Одна подруга сказала бы — уходи. Другая — борись. Мама бы заплакала. Свекровь бы сказала, что я сама виновата — запустила себя, располнела после второго.
А я просто ждала. Чего — сама не знала.
Он вышел из ванной минут через двадцать. Глаза красные, лицо мокрое. Сел на диван в гостиной.
Дети уже убежали к себе. Полина читала Даньке вслух что-то про пиратов, и было слышно, как он хихикает.
Я села рядом. Не напротив — рядом. Сама не знаю зачем.
— Лёш.
Молчит.
— Лёш, я знаю.
Он посмотрел на меня. И в его глазах было столько всего. Не стыд. Не вина. Что-то похожее на растерянность. Как у ребёнка, который потерялся в супермаркете и стоит у кассы, не зная, в какую сторону идти.

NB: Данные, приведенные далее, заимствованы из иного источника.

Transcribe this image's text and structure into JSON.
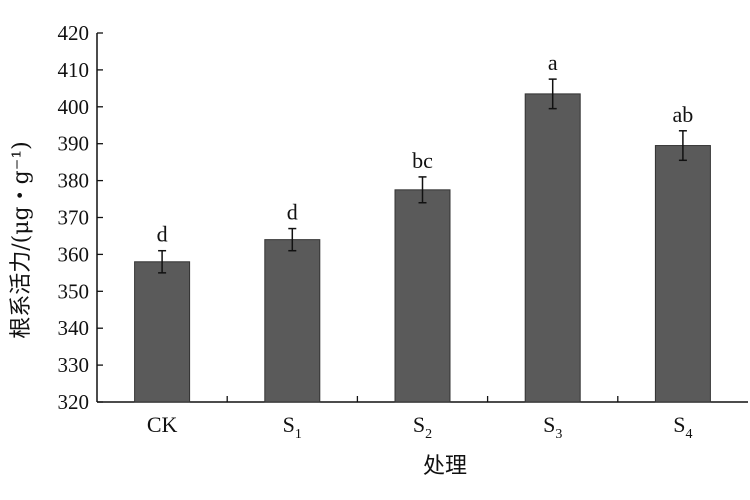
{
  "chart_data": {
    "type": "bar",
    "xlabel": "处理",
    "ylabel": "根系活力/(μg・g⁻¹)",
    "ylim": [
      320,
      420
    ],
    "yticks": [
      320,
      330,
      340,
      350,
      360,
      370,
      380,
      390,
      400,
      410,
      420
    ],
    "grid": false,
    "bar_color": "#5a5a5a",
    "categories": [
      {
        "base": "CK",
        "sub": ""
      },
      {
        "base": "S",
        "sub": "1"
      },
      {
        "base": "S",
        "sub": "2"
      },
      {
        "base": "S",
        "sub": "3"
      },
      {
        "base": "S",
        "sub": "4"
      }
    ],
    "values": [
      358,
      364,
      377.5,
      403.5,
      389.5
    ],
    "errors": [
      3,
      3,
      3.5,
      4,
      4
    ],
    "significance": [
      "d",
      "d",
      "bc",
      "a",
      "ab"
    ]
  }
}
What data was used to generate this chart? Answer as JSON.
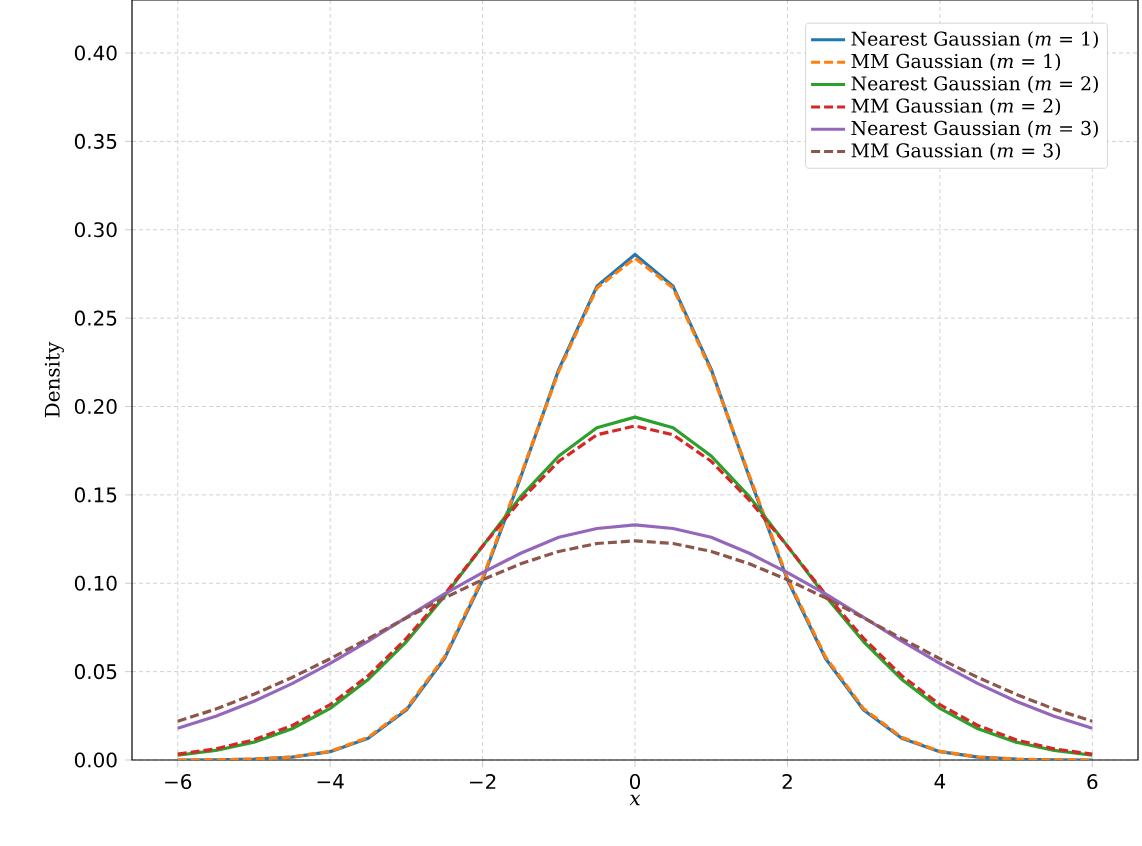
{
  "chart_data": {
    "type": "line",
    "xlabel": "*x*",
    "ylabel": "Density",
    "x": [
      -6,
      -5.5,
      -5,
      -4.5,
      -4,
      -3.5,
      -3,
      -2.5,
      -2,
      -1.5,
      -1,
      -0.5,
      0,
      0.5,
      1,
      1.5,
      2,
      2.5,
      3,
      3.5,
      4,
      4.5,
      5,
      5.5,
      6
    ],
    "series": [
      {
        "name": "Nearest Gaussian (*m* = 1)",
        "color": "#1f77b4",
        "line_style": "solid",
        "values": [
          0.0,
          0.0001,
          0.0005,
          0.0016,
          0.0047,
          0.0123,
          0.0283,
          0.0574,
          0.102,
          0.16,
          0.221,
          0.268,
          0.286,
          0.268,
          0.221,
          0.16,
          0.102,
          0.0574,
          0.0283,
          0.0123,
          0.0047,
          0.0016,
          0.0005,
          0.0001,
          0.0
        ]
      },
      {
        "name": "MM Gaussian (*m* = 1)",
        "color": "#ff7f0e",
        "line_style": "dashed",
        "values": [
          0.0,
          0.0001,
          0.0005,
          0.0017,
          0.0049,
          0.0128,
          0.029,
          0.0583,
          0.103,
          0.161,
          0.22,
          0.267,
          0.284,
          0.267,
          0.22,
          0.161,
          0.103,
          0.0583,
          0.029,
          0.0128,
          0.0049,
          0.0017,
          0.0005,
          0.0001,
          0.0
        ]
      },
      {
        "name": "Nearest Gaussian (*m* = 2)",
        "color": "#2ca02c",
        "line_style": "solid",
        "values": [
          0.0027,
          0.0054,
          0.0101,
          0.0177,
          0.0292,
          0.0456,
          0.0669,
          0.0926,
          0.121,
          0.149,
          0.172,
          0.188,
          0.194,
          0.188,
          0.172,
          0.149,
          0.121,
          0.0926,
          0.0669,
          0.0456,
          0.0292,
          0.0177,
          0.0101,
          0.0054,
          0.0027
        ]
      },
      {
        "name": "MM Gaussian (*m* = 2)",
        "color": "#d62728",
        "line_style": "dashed",
        "values": [
          0.0033,
          0.0063,
          0.0114,
          0.0195,
          0.0313,
          0.0477,
          0.0688,
          0.0937,
          0.121,
          0.147,
          0.169,
          0.184,
          0.189,
          0.184,
          0.169,
          0.147,
          0.121,
          0.0937,
          0.0688,
          0.0477,
          0.0313,
          0.0195,
          0.0114,
          0.0063,
          0.0033
        ]
      },
      {
        "name": "Nearest Gaussian (*m* = 3)",
        "color": "#9467bd",
        "line_style": "solid",
        "values": [
          0.018,
          0.0248,
          0.0332,
          0.0432,
          0.0547,
          0.0673,
          0.0807,
          0.094,
          0.106,
          0.117,
          0.126,
          0.131,
          0.133,
          0.131,
          0.126,
          0.117,
          0.106,
          0.094,
          0.0807,
          0.0673,
          0.0547,
          0.0432,
          0.0332,
          0.0248,
          0.018
        ]
      },
      {
        "name": "MM Gaussian (*m* = 3)",
        "color": "#8c564b",
        "line_style": "dashed",
        "values": [
          0.0219,
          0.0288,
          0.0372,
          0.0467,
          0.0573,
          0.0687,
          0.0804,
          0.0917,
          0.102,
          0.111,
          0.118,
          0.1225,
          0.124,
          0.1225,
          0.118,
          0.111,
          0.102,
          0.0917,
          0.0804,
          0.0687,
          0.0573,
          0.0467,
          0.0372,
          0.0288,
          0.0219
        ]
      }
    ],
    "xlim": [
      -6.6,
      6.6
    ],
    "ylim": [
      0,
      0.43
    ],
    "xticks": [
      {
        "value": -6,
        "label": "−6"
      },
      {
        "value": -4,
        "label": "−4"
      },
      {
        "value": -2,
        "label": "−2"
      },
      0,
      2,
      4,
      6
    ],
    "yticks": [
      {
        "value": 0,
        "label": "0.00"
      },
      {
        "value": 0.05,
        "label": "0.05"
      },
      {
        "value": 0.1,
        "label": "0.10"
      },
      {
        "value": 0.15,
        "label": "0.15"
      },
      {
        "value": 0.2,
        "label": "0.20"
      },
      {
        "value": 0.25,
        "label": "0.25"
      },
      {
        "value": 0.3,
        "label": "0.30"
      },
      {
        "value": 0.35,
        "label": "0.35"
      },
      {
        "value": 0.4,
        "label": "0.40"
      }
    ],
    "grid": true,
    "legend": "top right",
    "marker": "none"
  }
}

— Она… — начал и не закончил.
— Она тебя бросила, — сказала я.
Не спросила. Сказала.
Он кивнул.
И вот тут мне стало так… Я до сих пор не могу подобрать слово. Не обидно. Не больно. Вернее, больно, но как-то иначе. Как будто мне показали, что я вообще не в том фильме, в котором думала.
Мой муж. Отец моих детей. Сидит рядом со мной на нашем диване, который мы в рассрочку брали. И плачет. Потому что другая женщина не хочет его больше.
А я сижу и не знаю — что мне делать. Утешать? Кричать? Бить тарелки?
Я просто сидела.
Знаете, что самое странное?
Мне было его жалко.
Это неправильно, я понимаю. Должно быть по-другому. Я должна чувствовать ярость, гнев, предательство. Должна собрать его вещи в мусорные пакеты и выставить за дверь. Так делают в кино. Так делают сильные женщины.
А я смотрела на его трясущиеся плечи и думала: он же несчастный. По-настоящему несчастный.
И я несчастная. Только по-другому.
Он — потому что потерял что-то. А я — потому что поняла: у меня этого «чего-то» никогда и не было. Или было. Но так давно, что я уже забыла, как оно ощущается.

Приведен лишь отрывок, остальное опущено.